Wenn die Firma Zuschüsse für Fahrkarten, verbilligte Tickets oder kostenlose Fahrscheine für den öffentlichen Linienverkehr zum Gehalt spendiert, bleiben diese Extras steuerfrei.

Der Nachteil vieler Gehaltserhöhungen ist leider, dass mit dem Mehr an Einkommen auch die Steuerlast steigt. Auf eine Möglichkeit, sich vom Arbeitgeber steuerschonend 'belohnen' zu lassen, weist die Stiftung Warentest im »Finanztest«-Spezialheft Steuern 2002 hin: Wenn die Firma Zuschüsse für Fahrkarten, verbilligte Tickets oder kostenlose Fahrscheine für den öffentlichen Linienverkehr zusätzlich zum Gehalt spendiert, bleiben diese Extras steuerfrei. »Die Fahrkarten können ruhig auch für andere Strecken gelten, und man darf somit sogar privat unterwegs sein«, sagen die Verbraucherschützer.

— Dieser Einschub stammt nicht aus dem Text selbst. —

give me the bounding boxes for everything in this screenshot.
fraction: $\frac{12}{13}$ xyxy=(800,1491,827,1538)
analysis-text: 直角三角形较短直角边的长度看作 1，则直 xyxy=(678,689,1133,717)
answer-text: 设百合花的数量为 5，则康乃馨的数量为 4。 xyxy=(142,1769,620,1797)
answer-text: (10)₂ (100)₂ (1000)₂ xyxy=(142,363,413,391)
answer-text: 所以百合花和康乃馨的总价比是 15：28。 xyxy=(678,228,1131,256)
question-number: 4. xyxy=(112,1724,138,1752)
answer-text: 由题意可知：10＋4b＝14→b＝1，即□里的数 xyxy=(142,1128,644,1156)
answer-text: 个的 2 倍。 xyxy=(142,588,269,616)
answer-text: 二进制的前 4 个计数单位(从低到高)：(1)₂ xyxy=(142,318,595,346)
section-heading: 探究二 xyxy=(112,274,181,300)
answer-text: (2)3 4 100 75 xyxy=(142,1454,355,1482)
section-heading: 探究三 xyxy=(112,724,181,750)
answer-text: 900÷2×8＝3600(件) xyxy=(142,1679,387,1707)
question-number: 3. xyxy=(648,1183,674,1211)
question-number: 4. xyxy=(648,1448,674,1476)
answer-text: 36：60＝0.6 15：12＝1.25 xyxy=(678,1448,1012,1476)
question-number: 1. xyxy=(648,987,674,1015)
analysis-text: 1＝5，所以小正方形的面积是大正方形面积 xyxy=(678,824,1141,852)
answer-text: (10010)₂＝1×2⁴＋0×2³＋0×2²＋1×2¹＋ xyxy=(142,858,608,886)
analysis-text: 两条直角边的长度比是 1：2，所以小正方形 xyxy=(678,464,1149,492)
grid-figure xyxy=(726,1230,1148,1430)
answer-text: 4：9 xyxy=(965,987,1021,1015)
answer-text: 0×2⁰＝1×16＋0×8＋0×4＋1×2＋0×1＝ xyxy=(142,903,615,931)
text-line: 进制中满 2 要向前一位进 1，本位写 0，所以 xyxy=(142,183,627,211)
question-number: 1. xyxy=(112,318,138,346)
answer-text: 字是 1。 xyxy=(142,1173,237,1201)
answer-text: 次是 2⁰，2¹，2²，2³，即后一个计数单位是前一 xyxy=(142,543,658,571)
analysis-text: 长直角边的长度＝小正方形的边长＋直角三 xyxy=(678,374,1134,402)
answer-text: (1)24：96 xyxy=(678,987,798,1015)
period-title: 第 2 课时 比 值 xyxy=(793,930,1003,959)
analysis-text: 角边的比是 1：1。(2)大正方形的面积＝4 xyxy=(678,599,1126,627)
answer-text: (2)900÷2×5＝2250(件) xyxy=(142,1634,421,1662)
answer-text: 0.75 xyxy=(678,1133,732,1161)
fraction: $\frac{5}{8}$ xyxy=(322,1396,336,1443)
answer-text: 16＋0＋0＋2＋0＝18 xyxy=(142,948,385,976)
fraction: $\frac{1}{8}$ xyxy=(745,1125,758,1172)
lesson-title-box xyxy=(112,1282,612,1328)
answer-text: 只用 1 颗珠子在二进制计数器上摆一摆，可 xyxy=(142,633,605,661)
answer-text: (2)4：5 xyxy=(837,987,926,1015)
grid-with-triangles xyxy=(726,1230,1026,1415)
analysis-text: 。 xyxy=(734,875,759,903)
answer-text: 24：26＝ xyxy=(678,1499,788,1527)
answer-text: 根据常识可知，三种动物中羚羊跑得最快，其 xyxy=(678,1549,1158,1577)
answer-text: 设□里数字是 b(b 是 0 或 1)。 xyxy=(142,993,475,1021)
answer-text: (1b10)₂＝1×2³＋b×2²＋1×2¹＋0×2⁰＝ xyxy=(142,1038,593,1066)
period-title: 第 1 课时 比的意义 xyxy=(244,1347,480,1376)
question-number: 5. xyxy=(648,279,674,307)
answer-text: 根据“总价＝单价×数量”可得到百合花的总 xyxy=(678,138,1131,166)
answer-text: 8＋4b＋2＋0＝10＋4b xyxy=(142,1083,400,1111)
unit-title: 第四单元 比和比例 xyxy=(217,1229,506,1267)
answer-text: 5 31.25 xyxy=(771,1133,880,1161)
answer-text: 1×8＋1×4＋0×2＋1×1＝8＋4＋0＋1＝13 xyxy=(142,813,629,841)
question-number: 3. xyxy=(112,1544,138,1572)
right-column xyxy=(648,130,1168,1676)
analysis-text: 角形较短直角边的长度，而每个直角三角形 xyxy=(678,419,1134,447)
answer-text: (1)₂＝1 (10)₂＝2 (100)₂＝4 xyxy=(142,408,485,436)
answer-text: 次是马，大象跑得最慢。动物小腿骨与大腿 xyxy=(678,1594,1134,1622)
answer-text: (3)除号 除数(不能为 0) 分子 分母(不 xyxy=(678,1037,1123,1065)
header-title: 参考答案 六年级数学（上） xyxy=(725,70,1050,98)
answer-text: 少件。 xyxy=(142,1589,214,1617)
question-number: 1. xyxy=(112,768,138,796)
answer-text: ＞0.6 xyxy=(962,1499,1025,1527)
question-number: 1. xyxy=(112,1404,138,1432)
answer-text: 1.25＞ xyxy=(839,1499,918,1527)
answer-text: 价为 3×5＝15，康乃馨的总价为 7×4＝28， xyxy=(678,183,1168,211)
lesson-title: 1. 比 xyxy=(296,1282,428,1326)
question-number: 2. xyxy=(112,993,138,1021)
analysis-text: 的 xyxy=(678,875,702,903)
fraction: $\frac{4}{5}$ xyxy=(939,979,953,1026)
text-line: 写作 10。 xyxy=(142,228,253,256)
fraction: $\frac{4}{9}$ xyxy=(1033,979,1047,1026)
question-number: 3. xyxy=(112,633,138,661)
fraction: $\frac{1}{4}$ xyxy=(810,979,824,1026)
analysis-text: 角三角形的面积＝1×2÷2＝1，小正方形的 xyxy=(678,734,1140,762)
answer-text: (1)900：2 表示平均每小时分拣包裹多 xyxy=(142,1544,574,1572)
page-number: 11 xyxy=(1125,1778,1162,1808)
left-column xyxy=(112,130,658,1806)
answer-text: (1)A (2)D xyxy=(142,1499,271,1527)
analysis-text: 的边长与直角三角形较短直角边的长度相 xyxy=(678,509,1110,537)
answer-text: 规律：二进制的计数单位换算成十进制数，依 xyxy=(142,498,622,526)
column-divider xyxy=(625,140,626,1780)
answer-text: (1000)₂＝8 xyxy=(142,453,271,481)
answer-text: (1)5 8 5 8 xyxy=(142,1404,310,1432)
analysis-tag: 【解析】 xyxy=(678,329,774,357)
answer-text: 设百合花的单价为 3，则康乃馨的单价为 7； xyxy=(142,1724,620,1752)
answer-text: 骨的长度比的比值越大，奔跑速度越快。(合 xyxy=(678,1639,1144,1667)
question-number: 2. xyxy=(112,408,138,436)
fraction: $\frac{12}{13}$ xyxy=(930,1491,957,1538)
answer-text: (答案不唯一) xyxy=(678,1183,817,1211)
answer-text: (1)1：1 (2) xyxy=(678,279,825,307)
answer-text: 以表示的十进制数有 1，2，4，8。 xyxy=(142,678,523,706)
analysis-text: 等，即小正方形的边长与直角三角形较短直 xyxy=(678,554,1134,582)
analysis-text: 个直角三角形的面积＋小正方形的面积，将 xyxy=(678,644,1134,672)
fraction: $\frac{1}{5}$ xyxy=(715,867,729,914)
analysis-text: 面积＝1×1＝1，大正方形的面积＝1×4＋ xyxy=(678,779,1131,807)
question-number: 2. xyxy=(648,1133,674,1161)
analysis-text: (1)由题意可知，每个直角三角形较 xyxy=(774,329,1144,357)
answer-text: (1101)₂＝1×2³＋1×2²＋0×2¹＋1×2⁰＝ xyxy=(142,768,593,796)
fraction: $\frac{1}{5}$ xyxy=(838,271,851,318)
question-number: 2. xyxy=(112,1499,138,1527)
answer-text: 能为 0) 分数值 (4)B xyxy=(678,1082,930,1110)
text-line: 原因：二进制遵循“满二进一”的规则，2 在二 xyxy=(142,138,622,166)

Auch Arbeitgeber profitiert

Auch der Arbeitgeber könnte an solchen Maßnahmen durchaus interessiert sein, erläuterten kürzlich die Experten der ZDF-Ratgebersendung »Wiso«. Der Chef kann nämlich bei steuerfreien oder -begünstigten Zuwendungen auch noch selbst steuerliche Vorteile erreichen.

Taxiquittung gilt nicht

Die Stiftung Warentest weist aber auch darauf hin, dass Geld von der Firma für Fahrten mit dem Taxi oder dem eigenen Fahrzeug dagegen Arbeitslohn sind. »Der Arbeitgeber kann den Zuschuss jedoch pauschal mit 15 Prozent versteuern, wenn er ihn zusätzlich zum Gehalt zahlt. Dann ist die Abrechnung mit dem Finanzamt erledigt.« Allerdings ist die Lohnsteuerpauschalierung nur bis zu dem Betrag erlaubt, den der Arbeitnehmer andernfalls als Werbungskosten absetzen kann.